Rejeição do Indicado e Seus Impactos
A utilização excessiva da hipérbole em análises políticas pode distorcer a realidade. Entretanto, a derrota de Jorge Messias, indicado por Lula ao Supremo Tribunal Federal (STF), na quarta-feira, dia 29, é, sem dúvida, um acontecimento histórico. O Senado rejeitou a indicação por 42 votos a 34, algo que não se via desde 1894, quando o então presidente Floriano Peixoto teve ao menos cinco nomes de militares recusados por falta de ‘notório saber jurídico’. Messias, que estava ao lado da esposa, Karina, expressou sua frustração: “É desafiador para mim enfrentar uma reprovação. Mas confio nos planos de Deus para minha vida. Minha trajetória não termina aqui”.
Essa rejeição gera um vácuo, visto que a Constituição exige uma nova indicação, e a vaga deixada por Luís Roberto Barroso, que se aposentará em 2025, permanecerá em aberto. A vitória da oposição representa um dos principais obstáculos encontrados por Lula em seu terceiro mandato, enfraquecendo seu governo e sua candidatura petista a menos de seis meses das eleições de outubro. O presidente, acossado pela situação, buscou minimizar o impacto ao comentar: “Tenho o direito de indicar, assim como o Senado tem o direito de aprovar ou rejeitar”.

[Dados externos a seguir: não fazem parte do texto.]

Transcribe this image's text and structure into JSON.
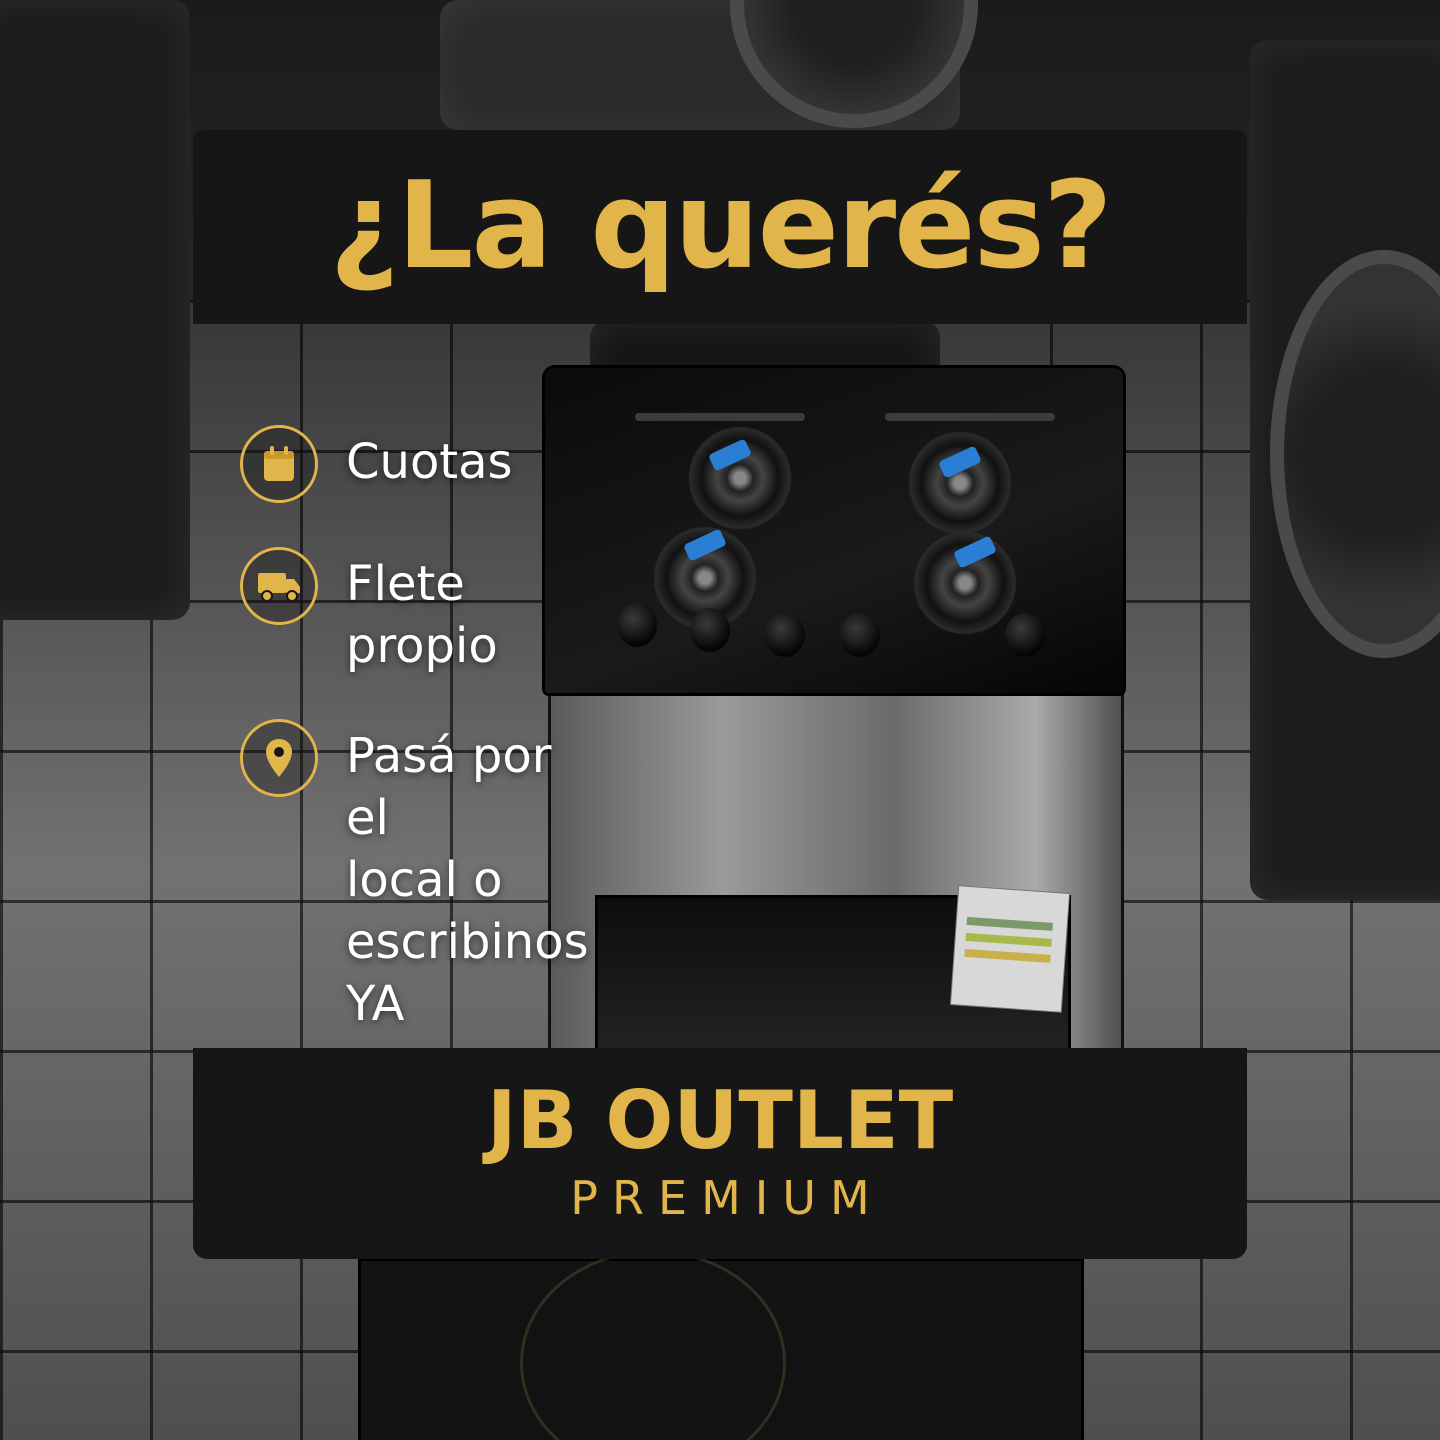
{
  "headline": "¿La querés?",
  "features": [
    {
      "icon": "calendar-icon",
      "lines": [
        "Cuotas"
      ]
    },
    {
      "icon": "delivery-truck-icon",
      "lines": [
        "Flete",
        "propio"
      ]
    },
    {
      "icon": "location-pin-icon",
      "lines": [
        "Pasá por el",
        "local o",
        "escribinos YA"
      ]
    }
  ],
  "brand": {
    "name": "JB OUTLET",
    "tagline": "PREMIUM"
  },
  "colors": {
    "accent": "#e2b54a",
    "panel": "#161616",
    "text": "#ffffff"
  }
}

O Cenário Político se Agrava
A rejeição de Messias foi histórica, e agora é fundamental analisar o desenrolar dessa derrota, que já era esperada, mas que ainda assim surpreendeu pela magnitude. O ambiente político em Brasília, geralmente repleto de desilusões, dessa vez apresentou uma clareza inesperada, sem disfarces, revelando uma batalha aberta.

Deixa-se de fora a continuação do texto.